Tuesday, 27 December 2016

Why I quit teaching in Dubai

I'm a good teacher. In fact, according to my last Governors Observation, I'm actually a very good teacher.

I'm also organised and work well under pressure, my data is always up to date, my planning is always ready on the weekend, my gap analysis is under close scrutiny and I differentiate my planning for the children.

Having an occupation for me, forms part of my identity, something I lost when we became expats in 2011.

I was always 'Hi, I'm Suzanne, a wife, mother to 5 and a teacher'

It has always been important to me to be able to say that.

Suddenly over night I became 'Suzanne, a wife and a mother to 2'

Then I became 'Suzanne, Peter's wife' as we moved to Dubai and the kids left home.

I needed to reinvent myself, I needed to feel that I was something more than just 'Peter's wife' So I took a job teaching British Curriculum in an Arabic School in FS1.

But it wasn't for me. Having not worked for 5 years, I needed something that defined me. I blog, but I don't describe myself as a blogger or writer and I certainly didn't earn a living from it.

I spent 4 years in South Africa as a volunteer working with children's charities.

But everything in my life started with 'When I lived in South Africa I was a .........' Prior to that it was 'When I lived in the UK I was a ...........'

I needed something for the 'now' and I got it wrong.

As much as I loved teaching the children, I wasn't trained to work with this age group, I had no phonic's training or training on how to teach a child to hold a pencil, let alone work on letter formation and blending words.

But I learnt, I hadn't written a formal lesson plan for 5 years.

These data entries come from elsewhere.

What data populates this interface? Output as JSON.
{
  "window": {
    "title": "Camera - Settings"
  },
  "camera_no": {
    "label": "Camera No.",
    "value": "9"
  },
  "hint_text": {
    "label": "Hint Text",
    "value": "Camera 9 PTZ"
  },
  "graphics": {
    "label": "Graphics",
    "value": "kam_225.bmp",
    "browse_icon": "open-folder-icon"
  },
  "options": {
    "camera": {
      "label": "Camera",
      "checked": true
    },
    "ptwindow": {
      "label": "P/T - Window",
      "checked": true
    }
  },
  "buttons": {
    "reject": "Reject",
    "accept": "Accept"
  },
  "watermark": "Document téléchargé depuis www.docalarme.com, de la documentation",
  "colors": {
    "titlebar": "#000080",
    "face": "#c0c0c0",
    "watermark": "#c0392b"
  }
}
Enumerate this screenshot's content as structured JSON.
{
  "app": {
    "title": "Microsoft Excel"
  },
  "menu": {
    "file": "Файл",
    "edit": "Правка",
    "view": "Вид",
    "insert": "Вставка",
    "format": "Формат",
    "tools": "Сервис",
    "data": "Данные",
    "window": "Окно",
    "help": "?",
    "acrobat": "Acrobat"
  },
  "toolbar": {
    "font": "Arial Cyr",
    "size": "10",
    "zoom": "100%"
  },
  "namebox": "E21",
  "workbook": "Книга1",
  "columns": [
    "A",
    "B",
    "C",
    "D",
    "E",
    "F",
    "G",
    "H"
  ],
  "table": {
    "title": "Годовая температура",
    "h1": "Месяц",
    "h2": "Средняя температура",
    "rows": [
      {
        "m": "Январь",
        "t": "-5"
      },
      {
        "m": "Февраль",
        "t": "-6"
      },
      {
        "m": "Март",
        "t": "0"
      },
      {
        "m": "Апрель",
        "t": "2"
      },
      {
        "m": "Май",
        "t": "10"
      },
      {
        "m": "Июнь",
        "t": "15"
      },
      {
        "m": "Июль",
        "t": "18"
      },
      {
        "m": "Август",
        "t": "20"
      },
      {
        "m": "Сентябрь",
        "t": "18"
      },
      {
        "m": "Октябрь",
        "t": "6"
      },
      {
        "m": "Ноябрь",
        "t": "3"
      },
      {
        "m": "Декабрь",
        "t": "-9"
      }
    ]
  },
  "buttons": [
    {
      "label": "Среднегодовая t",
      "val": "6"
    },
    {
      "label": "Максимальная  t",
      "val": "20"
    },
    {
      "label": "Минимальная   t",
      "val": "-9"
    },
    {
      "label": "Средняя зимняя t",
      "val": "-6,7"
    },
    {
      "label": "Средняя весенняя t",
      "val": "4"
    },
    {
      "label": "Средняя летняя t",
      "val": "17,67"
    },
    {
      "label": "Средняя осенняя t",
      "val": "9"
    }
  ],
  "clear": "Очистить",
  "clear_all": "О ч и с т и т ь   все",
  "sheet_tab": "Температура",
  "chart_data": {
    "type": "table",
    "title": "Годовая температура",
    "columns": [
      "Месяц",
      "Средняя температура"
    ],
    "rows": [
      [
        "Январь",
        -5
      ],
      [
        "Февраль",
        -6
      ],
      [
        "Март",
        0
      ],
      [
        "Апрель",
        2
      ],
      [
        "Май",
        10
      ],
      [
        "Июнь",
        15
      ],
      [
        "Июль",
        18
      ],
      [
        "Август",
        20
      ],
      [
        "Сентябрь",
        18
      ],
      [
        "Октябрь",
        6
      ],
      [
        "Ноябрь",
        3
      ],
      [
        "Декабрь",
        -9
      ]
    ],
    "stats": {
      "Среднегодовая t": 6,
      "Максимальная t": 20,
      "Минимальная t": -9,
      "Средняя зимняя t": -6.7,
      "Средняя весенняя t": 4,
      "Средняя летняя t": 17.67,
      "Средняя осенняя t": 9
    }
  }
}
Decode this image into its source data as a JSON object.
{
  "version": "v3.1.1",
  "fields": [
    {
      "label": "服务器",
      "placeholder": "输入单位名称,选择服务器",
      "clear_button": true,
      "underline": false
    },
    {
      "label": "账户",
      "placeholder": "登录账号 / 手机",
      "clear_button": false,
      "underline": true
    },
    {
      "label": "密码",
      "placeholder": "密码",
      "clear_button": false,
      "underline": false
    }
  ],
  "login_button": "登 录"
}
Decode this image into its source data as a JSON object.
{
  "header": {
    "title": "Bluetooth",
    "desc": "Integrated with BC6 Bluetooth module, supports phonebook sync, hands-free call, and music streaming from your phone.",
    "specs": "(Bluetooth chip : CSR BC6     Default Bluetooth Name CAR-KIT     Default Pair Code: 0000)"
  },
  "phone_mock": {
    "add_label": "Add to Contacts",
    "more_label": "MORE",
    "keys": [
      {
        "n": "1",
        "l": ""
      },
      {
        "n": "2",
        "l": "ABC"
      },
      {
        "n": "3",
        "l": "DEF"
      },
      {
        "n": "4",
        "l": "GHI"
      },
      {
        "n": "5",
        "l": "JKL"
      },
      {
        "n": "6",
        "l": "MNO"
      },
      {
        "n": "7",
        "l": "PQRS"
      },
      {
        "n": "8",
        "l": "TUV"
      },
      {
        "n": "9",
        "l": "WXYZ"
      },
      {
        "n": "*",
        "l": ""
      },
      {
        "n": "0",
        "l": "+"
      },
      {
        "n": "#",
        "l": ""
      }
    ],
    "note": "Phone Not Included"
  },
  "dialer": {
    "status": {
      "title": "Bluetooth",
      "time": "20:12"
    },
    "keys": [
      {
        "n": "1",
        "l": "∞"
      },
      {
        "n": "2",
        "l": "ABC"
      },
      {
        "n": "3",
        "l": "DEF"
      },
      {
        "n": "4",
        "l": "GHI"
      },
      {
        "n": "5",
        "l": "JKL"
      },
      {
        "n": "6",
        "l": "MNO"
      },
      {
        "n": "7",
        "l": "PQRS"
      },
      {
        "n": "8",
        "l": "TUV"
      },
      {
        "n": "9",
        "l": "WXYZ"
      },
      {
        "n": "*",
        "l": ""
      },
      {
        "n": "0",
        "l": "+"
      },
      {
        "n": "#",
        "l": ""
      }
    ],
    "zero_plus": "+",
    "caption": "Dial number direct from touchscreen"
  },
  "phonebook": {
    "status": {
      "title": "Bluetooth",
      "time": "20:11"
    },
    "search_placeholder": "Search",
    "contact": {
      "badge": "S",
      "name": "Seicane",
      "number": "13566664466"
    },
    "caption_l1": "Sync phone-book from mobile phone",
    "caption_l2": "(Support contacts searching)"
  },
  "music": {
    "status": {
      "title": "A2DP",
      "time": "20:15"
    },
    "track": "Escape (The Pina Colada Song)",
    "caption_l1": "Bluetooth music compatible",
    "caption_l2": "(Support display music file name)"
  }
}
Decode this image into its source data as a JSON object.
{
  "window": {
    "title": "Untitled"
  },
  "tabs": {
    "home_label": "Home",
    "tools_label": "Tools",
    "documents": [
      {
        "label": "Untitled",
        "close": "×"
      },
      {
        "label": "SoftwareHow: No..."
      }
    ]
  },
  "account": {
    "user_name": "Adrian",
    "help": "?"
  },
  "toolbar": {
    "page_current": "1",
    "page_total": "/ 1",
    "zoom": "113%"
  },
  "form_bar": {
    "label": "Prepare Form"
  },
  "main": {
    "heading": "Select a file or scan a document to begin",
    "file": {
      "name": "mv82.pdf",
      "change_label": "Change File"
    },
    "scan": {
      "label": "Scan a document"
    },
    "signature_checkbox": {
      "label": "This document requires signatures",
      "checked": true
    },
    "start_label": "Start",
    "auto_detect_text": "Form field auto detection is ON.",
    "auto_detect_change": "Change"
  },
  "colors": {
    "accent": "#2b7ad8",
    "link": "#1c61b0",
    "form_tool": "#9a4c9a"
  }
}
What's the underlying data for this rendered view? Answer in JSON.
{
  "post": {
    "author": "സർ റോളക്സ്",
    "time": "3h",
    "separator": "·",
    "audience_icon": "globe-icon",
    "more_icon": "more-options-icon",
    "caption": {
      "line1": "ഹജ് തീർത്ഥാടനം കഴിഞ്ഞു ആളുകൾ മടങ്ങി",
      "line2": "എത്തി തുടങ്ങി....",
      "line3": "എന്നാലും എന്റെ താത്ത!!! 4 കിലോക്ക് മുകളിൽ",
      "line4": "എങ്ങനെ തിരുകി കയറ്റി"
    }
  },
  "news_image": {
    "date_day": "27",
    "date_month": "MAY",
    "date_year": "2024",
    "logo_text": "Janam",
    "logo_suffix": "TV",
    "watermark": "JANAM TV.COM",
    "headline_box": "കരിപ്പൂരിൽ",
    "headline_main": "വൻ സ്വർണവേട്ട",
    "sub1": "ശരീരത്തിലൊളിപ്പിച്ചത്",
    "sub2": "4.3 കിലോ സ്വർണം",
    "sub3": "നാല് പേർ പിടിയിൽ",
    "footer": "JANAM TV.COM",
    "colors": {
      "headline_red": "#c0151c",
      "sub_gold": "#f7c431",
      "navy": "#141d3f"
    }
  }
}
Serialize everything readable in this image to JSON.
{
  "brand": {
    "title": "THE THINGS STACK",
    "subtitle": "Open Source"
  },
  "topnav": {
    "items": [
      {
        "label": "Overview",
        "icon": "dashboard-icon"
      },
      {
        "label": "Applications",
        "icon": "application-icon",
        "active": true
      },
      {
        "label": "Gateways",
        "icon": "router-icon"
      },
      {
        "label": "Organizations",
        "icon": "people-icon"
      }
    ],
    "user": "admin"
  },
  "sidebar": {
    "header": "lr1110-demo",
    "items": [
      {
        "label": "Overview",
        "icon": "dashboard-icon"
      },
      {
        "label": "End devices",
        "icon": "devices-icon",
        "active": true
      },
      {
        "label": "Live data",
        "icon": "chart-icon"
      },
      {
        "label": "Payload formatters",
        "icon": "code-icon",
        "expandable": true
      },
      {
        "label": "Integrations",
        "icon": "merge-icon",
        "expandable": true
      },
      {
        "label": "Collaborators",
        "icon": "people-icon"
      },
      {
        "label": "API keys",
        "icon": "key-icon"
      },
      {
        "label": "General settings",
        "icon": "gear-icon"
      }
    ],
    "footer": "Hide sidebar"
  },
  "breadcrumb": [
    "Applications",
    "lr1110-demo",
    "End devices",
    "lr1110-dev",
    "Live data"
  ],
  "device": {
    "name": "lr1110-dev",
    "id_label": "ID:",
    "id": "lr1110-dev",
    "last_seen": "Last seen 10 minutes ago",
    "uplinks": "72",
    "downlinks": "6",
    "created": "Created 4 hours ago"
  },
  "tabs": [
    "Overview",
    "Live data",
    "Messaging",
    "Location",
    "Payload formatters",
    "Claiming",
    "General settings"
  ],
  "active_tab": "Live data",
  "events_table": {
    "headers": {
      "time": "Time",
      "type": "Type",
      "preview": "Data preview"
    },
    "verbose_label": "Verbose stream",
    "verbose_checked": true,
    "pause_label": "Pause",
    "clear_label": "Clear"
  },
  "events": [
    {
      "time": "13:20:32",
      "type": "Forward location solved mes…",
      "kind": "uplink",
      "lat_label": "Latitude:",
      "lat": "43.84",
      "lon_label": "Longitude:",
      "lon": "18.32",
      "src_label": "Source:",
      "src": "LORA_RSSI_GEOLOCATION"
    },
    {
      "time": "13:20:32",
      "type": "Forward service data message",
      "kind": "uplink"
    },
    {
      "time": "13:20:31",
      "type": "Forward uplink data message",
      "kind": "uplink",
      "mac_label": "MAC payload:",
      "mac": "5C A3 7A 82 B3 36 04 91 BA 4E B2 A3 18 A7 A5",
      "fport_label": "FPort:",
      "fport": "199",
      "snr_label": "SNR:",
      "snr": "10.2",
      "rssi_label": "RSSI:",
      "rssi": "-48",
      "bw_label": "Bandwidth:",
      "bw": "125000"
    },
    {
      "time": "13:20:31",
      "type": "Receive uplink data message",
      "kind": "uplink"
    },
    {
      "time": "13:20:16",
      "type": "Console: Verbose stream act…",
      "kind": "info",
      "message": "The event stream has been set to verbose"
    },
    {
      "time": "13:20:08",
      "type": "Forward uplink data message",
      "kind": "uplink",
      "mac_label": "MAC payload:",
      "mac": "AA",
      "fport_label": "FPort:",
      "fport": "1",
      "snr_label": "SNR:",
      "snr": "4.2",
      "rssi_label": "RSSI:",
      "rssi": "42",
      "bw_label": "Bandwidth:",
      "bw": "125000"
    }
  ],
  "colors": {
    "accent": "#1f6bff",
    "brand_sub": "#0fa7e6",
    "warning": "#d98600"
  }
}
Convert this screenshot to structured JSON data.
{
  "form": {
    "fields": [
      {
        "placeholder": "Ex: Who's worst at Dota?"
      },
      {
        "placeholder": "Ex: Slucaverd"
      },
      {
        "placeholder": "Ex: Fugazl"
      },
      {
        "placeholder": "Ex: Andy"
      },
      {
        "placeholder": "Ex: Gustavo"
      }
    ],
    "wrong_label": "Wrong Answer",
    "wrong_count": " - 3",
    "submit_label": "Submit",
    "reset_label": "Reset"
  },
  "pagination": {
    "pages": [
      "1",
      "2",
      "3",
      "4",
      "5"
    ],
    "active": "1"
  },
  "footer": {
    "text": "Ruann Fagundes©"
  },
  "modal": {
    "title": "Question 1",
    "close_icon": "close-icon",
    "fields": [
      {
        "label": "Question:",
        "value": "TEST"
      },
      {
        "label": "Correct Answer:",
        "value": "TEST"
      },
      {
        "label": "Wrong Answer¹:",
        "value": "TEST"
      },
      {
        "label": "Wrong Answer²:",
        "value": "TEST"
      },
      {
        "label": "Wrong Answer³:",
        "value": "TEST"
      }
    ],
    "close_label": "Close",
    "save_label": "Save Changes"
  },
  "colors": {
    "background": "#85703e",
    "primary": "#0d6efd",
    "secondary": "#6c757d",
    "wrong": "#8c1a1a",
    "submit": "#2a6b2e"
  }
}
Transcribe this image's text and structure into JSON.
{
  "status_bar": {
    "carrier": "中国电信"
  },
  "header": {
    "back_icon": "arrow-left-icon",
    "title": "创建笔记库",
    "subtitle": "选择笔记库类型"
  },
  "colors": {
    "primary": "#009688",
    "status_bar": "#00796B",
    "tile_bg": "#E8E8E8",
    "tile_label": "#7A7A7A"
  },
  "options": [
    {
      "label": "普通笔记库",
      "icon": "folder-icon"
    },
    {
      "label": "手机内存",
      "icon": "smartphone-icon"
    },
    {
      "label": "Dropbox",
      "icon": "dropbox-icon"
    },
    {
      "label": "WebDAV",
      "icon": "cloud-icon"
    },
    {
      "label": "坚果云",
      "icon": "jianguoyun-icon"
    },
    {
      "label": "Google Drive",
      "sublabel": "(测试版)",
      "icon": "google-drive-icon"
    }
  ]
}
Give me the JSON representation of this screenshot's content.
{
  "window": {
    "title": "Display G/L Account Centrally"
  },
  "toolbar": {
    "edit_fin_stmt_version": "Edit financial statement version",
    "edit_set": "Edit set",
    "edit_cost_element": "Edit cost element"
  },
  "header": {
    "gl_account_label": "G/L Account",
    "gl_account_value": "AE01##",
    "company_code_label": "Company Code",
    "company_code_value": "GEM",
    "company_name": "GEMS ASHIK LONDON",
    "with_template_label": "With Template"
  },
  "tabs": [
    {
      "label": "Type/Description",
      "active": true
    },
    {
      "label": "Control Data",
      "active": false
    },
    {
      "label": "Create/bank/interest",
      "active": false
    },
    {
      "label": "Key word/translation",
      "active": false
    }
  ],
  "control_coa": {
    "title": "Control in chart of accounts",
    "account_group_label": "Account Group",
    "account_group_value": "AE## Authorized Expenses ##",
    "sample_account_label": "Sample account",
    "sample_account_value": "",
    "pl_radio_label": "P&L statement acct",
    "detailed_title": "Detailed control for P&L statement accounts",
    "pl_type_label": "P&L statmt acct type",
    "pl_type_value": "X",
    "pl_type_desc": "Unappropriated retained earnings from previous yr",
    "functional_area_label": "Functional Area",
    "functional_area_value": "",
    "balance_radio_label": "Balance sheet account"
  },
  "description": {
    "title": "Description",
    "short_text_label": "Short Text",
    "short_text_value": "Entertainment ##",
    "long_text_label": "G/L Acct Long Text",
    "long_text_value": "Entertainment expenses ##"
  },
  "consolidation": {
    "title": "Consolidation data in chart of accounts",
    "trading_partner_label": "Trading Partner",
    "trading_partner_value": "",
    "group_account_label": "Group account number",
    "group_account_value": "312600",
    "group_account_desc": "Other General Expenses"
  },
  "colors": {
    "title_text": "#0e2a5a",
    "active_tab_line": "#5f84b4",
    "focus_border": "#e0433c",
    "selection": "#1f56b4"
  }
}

But I'd also never worked under such close scrutiny, never had to deal with unannounced short deadlines for inputting data and all of a sudden being told the data needed to be entered in a completely different way than the last time. I'd never in my entire life been observed so much, not even when I did my Teacher Training. I'd never had to work 12 hour days, work most weekends and still be told that being very good just wasn't good enough, that I could be better, I could achieve more and then being given a deadline in which to improve myself.

My background is teaching special needs, yet I felt I was being taught how to suck eggs. I'd worked in Child Welfare, multi agency, yet I wasn't allowed to work off my own initiative.

I felt I was being moulded into a one size fits all mould. My planning had to be done in a certain way, my activities had to be the same as the other teachers, my resources were often used, yet little was shared back. Then I was told I had to treat the children as individuals, teach them according to their needs, it would appear no one actually read my planning that was differentiated, colour coded according to ability, language and special needs.

I could have done so much more if I'd been allowed my individuality, if I hadn't been lumped in with everyone else, if I wasn't dragged into meetings for group discussions on the importance of submitting planning on time, setting up classrooms, use of resources, when I clearly did mine, above and beyond what was asked for.

But it seems that the more I did, the more I was asked to do, until in the end I felt like I just wasn't good enough, like I was failing.

I don't know if it was the management, the demands of the British Curriculum, the environment in which I was working, me or a combination of the above, but I decided enough was enough and I quit.

So now I'm back to being 'Suzanne, Peter's wife'

The sad part is that on reflection, I could have played the game till the end of the school year, I wasn't struggling with the teaching or the paperwork, I was struggling because I just didn't feel good enough.

I feel good enough to be Peter's wife though. I'll just have to find another way to reinvent myself for the rest of the world.